Books: “Trust”by Hernan Diaz
Reading “Trust” is what it must be like to open a set of Russian Kachina dolls. You open one doll, and find a smaller one inside. Then you uncover that doll, and find an even smaller one inside.
Only in Hernan Diaz’s intriguing new novel, the dolls are four separates novels, all seemingly unrelated. At first, anyway.
The first novel details the life and times of Benjamin, scion of a tobacco family whose fortune was established in the mid-1800s. Benjamin has no interest in continuing in the family business and instead develops a passion for investing its wealth on Wall Street. He builds a huge mansion in New York City, justifying his riches by claiming he is preserving capitalism.
Benjamin marries the daughter of an old Albany family, and they settle into a comfortable existence until the wife’s health deteriorates and she is confined to a sanatorium in Switzerland.
Cut to a second novel set in the 1920s and written as a memoir by a Wall Street billionaire named Andrew Bevel. A scenario similar to novel #1 unfolds: like Benjamin, Andrew is equally defensive about his wealth and protective of his wife, who is also taken ill. Similarities much?

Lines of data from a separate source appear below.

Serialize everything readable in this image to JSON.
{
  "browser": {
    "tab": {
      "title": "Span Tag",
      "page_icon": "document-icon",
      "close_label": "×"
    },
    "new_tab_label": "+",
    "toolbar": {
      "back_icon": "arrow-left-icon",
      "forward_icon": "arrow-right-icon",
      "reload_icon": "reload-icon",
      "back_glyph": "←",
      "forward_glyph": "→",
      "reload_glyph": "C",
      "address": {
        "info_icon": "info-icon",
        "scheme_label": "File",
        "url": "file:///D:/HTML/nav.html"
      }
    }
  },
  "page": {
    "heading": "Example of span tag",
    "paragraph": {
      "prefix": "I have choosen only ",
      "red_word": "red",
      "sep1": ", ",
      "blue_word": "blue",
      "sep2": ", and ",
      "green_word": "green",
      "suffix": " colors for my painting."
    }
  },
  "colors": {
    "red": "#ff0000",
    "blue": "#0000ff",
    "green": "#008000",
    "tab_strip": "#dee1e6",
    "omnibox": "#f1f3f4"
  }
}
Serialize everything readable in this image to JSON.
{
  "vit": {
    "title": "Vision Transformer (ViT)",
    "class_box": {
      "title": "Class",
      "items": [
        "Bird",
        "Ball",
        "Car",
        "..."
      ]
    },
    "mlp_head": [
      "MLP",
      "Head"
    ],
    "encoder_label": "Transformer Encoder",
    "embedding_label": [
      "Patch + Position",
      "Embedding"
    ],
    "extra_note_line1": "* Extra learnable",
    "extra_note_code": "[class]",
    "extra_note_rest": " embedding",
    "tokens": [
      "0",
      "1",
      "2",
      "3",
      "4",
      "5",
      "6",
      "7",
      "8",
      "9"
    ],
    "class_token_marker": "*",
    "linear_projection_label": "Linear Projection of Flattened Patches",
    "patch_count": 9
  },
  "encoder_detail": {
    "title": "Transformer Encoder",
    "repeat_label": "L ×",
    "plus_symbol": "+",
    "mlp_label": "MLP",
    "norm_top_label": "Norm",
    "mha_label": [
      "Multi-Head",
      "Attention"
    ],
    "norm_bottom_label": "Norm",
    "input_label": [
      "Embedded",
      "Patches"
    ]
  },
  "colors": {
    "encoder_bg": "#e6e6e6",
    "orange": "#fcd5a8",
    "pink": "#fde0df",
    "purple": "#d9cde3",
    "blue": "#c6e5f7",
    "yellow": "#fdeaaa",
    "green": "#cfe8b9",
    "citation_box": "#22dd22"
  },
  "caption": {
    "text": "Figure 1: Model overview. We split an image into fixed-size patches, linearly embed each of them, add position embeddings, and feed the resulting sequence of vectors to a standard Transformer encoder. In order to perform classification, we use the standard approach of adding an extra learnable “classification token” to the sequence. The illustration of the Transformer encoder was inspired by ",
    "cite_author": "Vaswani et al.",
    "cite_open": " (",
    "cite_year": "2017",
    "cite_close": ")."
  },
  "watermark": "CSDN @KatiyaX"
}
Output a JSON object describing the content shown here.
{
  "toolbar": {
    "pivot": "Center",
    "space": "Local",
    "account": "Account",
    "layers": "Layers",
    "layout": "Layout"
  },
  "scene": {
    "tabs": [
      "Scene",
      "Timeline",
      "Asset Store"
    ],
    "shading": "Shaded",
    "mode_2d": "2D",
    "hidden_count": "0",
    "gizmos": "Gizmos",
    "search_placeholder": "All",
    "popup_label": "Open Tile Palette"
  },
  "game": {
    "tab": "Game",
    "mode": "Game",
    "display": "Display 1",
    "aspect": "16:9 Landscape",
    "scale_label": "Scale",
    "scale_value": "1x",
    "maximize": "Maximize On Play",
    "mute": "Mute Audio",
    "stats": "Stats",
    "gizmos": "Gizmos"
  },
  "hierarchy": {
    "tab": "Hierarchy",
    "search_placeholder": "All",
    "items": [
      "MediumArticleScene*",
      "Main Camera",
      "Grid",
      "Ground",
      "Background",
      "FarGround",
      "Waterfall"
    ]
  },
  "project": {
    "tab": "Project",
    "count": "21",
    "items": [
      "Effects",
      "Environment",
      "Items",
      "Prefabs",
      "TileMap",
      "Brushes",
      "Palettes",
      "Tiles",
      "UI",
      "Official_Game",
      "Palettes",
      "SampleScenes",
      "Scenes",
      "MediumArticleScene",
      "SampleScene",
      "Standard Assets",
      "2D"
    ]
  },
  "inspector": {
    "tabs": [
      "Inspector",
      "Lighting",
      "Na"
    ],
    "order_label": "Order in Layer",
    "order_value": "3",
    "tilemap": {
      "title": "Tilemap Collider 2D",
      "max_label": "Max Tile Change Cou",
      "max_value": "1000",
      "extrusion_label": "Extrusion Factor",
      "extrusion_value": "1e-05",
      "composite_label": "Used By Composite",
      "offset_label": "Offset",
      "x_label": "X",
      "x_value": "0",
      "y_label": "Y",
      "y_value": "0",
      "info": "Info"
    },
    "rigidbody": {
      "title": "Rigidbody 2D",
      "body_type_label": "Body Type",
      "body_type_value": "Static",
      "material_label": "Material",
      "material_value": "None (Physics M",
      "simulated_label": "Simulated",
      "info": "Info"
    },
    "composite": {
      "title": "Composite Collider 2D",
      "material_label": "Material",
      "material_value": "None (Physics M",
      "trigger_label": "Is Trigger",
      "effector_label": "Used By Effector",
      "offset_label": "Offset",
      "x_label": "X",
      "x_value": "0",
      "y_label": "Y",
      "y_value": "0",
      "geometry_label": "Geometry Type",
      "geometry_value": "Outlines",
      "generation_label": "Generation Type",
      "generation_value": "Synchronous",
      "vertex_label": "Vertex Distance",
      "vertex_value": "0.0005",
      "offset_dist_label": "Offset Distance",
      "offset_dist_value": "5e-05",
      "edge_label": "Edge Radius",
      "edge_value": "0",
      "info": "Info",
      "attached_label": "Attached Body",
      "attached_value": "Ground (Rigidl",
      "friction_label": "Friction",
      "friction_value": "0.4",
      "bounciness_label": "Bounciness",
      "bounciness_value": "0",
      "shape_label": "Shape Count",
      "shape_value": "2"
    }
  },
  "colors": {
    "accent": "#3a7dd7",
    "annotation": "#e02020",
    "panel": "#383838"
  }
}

The third novel begins to clarify the mystery as we see the story told from an entirely different point of view in the early 1960s. Your sense of amazement at Diaz’s legerdemain continues up to the fourth novel and the striking final reveal.
The cleverness of the plot and the unfussy, understated style of Diaz’s prose keep you guessing right up to the end. Meanwhile, sprinkled throughout “Trust” are literary gems. Example? “God is the most uninteresting answer to the most interesting questions,” one character says. Geez, why didn’t i think of that?
Run (or cycle) to your nearest independent bookstore or library and pick up a copy of “Trust.” Not only is it like getting four great novels in one. But you’ll never have to think about those Kachina dolls again.